It is almost impossible to pick up a newspaper or news magazine these days without seeing an article about religious freedom. That raises questions of how to define religious freedom.
Atheists maintain that religions are vehicles of discrimination, and in some cases that charge is valid. We previously reviewed the history of the Mormon Church which excluded blacks in its early days. There have been cults that have excluded people based on their sex or their occupation. Should the government allow a religious group to advocate the violation of the laws of the land? What about a religion that advocates violence or suicide as was the case in the Jim Jones tragedy in Guyana? We have a case in the Midwest where a nun is suing the Roman Catholic Church because they won’t allow her to become a priest. Recently a local Church of Christ was threatened with a lawsuit because they wouldn’t interview a woman for the advertised position of pulpit minister. The list of grievances is virtually endless and raises questions of how to define religious freedom.
Many people in America limit the definition of religious freedom to the right to meet in a single facility and worship God as you choose, but your religion must not move outside of that building. In this view, you may not share your faith with anyone outside of the building or make it part of what you do at work, in school, or in the presence of the general public. This has been evident in cases where a person is asked to make something or do something that violates their religious convictions. Asking Christians to act against their faith has led to legal cases involving people like Jack Phillips and his wedding cakes or Barronelle Stutzman and her flower displays or Joanna Duka and Breanna Koski and their custom art. Pro-life pregnancy care centers have been told they must promote abortion options in spite of their religious convictions.

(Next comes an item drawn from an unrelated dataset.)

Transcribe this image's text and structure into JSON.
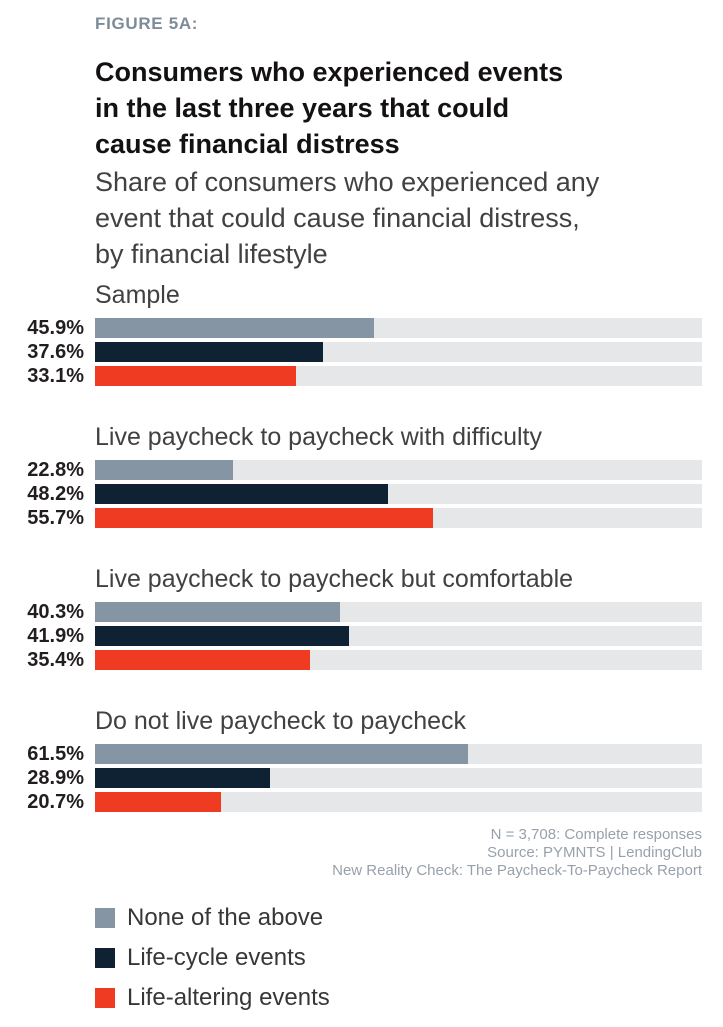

As the government tries to decide how to define religious freedom, we must remember that Christianity does not need religious freedom to survive. God cannot be defeated by the ACLU, no matter how much money they have. It may be that the right to worship outside of a government-registered building is going to be destroyed by activists and government officials who are determined to drive historical Christian beliefs from the public square. Remember that the early church did not have religious freedom, but the teaching of Jesus Christ on love and service still survived.
“And they called them and commanded them not to speak at all nor teach in the name of Jesus. But Peter and John answered and said unto them, ‘Whether it be right in the sight of God to hearken unto you more than unto God, you judge. For we cannot but speak the things which we have seen and heard’” (Acts 4:18-20).